Currently it’s a wrapper around os.urandom but can be updated in the future to support better random number generators.

Password Storage

It is never advisable to store user passwords in plaintext in any manner. Any user password must immediately be garbled to safeguard it’s security. The current practices require that we store a hash of the password generated. This can be done using either of PBKDF2, bcrypt, or scrypt cryptographic tools. While PBKDF2 is secure, it is vulnerable to ASICs/GPUs based attacks since it does not use more memory but just repetitive computations. It is suggested that passwords be hashed using scrypt which has larger memory requirements. All these methods use a unique salt per password to prevent against rainbow attacks, which involves the creation of inverse hash tables. The use of the salt makes it difficult to precompute inverse hashes since now the salt varies and therefore any attacker will have to compute the hashes based on this salt, which is effectively a brute-force attack and is made very difficult since finding collisions for cryptographically secure hash funtions is computationally difficult.

PBKDF2 can take any pseudorandom function like cryptographic hash, ciphers or hash-based message authentication code to garble the given password using the salt.
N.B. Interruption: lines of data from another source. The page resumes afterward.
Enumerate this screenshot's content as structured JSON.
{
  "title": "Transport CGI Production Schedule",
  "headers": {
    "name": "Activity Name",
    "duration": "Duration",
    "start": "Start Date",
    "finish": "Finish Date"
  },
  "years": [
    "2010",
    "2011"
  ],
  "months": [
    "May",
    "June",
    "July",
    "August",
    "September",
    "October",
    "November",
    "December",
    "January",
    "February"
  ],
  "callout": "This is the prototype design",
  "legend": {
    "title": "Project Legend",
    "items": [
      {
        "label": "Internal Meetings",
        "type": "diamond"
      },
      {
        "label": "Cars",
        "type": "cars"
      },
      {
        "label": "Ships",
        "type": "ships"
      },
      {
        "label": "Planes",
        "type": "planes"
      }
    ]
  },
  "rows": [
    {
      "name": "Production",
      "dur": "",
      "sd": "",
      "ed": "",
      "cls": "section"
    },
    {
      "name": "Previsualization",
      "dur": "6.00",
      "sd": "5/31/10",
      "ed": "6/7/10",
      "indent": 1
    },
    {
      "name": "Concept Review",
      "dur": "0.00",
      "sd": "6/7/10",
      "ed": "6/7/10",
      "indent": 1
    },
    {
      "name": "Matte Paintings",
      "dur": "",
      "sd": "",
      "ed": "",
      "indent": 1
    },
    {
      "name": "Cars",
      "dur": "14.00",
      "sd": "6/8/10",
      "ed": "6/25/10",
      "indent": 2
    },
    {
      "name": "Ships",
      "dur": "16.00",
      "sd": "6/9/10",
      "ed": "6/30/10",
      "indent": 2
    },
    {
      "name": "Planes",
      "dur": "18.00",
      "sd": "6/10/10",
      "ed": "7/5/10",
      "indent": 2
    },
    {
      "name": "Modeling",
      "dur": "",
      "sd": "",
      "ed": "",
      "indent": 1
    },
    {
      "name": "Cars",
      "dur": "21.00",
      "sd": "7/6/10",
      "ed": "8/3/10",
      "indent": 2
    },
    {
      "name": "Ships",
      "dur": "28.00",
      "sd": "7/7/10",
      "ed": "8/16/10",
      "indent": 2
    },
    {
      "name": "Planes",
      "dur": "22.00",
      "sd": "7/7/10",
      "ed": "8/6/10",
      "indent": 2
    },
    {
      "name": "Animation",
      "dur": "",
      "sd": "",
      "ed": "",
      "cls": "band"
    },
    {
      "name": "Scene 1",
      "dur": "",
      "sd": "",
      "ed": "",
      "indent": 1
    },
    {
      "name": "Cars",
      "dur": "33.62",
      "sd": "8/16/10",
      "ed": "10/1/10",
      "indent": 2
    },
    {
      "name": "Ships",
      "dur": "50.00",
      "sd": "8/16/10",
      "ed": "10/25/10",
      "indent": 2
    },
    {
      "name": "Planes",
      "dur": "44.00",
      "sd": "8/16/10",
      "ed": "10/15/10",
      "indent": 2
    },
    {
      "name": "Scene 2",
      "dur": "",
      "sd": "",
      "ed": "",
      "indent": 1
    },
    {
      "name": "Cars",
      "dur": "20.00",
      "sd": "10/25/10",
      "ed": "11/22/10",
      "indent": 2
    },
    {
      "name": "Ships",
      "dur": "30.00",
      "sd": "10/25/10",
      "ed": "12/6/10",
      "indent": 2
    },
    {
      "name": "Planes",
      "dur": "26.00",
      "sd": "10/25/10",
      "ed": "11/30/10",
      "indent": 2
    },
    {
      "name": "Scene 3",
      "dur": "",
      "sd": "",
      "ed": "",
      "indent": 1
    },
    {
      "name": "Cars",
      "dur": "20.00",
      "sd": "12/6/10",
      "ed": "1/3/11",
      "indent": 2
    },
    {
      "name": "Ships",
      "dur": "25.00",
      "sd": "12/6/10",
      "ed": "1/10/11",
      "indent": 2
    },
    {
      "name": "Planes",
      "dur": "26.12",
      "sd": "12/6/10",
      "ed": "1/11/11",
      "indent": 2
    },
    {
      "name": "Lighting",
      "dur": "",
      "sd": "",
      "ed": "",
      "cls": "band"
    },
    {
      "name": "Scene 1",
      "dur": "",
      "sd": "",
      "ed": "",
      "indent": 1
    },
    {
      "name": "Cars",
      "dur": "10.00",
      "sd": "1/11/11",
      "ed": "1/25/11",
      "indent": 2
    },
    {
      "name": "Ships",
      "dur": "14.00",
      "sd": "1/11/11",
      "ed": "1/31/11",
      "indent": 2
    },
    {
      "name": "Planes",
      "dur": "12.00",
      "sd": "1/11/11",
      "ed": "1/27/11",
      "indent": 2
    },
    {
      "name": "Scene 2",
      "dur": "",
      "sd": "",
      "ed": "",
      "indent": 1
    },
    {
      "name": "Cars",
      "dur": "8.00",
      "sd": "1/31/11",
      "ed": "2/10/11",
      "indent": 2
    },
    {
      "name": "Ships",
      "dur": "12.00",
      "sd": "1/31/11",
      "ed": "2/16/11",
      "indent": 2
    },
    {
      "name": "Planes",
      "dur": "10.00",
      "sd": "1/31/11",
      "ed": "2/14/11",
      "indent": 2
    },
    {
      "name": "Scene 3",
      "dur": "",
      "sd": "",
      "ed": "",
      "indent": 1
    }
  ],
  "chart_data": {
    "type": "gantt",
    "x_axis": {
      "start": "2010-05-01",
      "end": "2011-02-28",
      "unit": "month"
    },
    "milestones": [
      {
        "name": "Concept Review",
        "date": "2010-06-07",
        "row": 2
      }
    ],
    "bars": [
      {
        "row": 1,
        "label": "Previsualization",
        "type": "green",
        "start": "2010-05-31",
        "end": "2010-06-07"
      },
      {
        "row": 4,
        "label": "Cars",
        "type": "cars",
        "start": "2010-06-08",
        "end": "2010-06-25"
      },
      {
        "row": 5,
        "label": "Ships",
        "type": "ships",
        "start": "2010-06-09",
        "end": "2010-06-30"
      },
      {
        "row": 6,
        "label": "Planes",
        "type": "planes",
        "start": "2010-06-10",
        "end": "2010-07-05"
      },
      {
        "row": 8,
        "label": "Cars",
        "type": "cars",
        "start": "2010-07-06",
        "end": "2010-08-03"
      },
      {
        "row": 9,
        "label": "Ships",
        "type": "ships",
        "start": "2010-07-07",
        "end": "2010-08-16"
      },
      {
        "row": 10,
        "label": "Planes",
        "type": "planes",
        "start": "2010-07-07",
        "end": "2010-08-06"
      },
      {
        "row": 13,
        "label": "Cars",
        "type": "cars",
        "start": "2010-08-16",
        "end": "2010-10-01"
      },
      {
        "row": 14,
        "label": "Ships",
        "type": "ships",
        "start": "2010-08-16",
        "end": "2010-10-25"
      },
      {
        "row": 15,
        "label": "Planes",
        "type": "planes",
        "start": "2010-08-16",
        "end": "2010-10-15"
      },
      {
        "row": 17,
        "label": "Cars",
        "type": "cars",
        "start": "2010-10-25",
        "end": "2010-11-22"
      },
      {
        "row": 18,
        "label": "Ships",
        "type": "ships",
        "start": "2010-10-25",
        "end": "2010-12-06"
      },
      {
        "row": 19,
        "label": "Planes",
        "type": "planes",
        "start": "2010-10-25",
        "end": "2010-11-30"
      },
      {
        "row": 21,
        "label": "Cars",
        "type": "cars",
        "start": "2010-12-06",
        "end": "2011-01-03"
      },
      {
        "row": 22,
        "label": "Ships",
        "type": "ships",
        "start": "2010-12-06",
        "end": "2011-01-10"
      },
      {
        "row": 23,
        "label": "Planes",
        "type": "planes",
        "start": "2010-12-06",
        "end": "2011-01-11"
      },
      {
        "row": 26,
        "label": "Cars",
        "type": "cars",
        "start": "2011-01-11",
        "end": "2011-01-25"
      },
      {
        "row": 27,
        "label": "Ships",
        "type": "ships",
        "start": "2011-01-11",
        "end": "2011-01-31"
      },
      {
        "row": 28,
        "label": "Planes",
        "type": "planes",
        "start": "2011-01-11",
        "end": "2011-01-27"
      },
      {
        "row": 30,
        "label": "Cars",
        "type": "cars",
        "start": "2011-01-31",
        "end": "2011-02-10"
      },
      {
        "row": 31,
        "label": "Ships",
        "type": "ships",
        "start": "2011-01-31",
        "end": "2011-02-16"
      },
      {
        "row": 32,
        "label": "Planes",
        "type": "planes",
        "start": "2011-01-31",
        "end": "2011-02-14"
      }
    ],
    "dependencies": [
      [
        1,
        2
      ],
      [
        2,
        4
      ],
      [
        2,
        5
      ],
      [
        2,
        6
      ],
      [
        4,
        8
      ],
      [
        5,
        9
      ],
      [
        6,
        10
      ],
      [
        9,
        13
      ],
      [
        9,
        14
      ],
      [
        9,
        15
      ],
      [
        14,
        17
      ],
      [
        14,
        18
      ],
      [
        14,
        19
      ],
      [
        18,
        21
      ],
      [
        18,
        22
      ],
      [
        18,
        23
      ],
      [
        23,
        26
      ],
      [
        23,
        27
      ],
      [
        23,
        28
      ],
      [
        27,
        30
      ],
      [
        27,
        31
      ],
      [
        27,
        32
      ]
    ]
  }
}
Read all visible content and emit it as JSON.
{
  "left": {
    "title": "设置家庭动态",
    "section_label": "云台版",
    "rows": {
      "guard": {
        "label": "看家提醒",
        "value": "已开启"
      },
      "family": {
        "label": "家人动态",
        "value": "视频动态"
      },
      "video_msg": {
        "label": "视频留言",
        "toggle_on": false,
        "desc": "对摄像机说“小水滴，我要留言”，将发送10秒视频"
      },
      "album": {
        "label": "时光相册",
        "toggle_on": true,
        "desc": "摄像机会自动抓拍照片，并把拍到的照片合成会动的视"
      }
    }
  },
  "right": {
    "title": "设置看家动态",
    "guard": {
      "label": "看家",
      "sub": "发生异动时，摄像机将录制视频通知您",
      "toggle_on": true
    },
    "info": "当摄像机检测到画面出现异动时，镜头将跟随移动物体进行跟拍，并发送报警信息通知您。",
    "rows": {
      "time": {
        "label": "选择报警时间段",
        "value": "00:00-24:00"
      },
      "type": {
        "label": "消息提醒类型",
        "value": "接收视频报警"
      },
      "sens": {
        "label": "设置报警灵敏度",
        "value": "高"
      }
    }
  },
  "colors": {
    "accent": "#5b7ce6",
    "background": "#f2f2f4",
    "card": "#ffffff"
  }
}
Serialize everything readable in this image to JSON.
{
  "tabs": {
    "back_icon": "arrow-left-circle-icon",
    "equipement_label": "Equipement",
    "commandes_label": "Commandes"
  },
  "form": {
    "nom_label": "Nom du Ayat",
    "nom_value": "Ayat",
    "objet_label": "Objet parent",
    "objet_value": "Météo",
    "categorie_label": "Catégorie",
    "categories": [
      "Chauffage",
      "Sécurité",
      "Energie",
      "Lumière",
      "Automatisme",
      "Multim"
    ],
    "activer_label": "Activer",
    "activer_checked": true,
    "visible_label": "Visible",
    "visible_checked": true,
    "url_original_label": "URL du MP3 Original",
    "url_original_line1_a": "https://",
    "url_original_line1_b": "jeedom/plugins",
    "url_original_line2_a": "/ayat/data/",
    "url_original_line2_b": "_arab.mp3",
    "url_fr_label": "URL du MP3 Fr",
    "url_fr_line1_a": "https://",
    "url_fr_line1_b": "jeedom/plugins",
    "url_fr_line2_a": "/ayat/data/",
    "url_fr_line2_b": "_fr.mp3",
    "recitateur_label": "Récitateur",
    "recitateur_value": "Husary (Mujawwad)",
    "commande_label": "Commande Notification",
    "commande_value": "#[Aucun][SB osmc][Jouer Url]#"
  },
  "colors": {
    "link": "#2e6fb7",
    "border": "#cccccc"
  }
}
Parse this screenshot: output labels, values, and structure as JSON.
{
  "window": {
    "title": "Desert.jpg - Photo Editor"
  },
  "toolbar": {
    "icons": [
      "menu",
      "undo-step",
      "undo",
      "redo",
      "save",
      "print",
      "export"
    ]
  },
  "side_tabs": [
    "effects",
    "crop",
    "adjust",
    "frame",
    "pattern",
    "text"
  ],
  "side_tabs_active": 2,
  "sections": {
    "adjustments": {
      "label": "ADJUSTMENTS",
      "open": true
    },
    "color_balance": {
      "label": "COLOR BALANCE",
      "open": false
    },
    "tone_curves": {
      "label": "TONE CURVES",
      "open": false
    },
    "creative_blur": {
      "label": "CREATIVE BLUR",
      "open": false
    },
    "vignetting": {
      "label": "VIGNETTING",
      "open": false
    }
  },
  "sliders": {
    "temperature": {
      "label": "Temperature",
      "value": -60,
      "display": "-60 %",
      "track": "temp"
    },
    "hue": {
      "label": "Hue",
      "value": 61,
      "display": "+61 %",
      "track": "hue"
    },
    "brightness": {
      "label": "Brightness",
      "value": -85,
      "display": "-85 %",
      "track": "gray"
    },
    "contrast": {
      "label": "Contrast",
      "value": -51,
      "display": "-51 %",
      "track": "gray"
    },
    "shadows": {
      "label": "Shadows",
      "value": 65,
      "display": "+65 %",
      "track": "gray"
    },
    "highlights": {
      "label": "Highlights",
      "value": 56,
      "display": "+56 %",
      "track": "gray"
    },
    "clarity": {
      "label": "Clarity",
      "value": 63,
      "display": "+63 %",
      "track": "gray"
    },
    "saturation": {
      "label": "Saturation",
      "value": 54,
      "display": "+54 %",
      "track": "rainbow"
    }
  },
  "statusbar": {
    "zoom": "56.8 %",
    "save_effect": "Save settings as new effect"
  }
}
For more details, see `PBKDF2 <https://en.wikipedia.org/wiki/PBKDF2>`__.

In the given toolkit, we provide the following two methods:

generate_storage_hash_from_password(password, salt = None, length = 128, n = 2**14, r = 8, p = 1)
verify_storage_hash_from_password(storage_hash, password, salt, length = 128)

These can be used to provide the functionalities of generating and verifying storage hashes for passwords. The user can supply the salt, or a random salt is generated using get_random_number.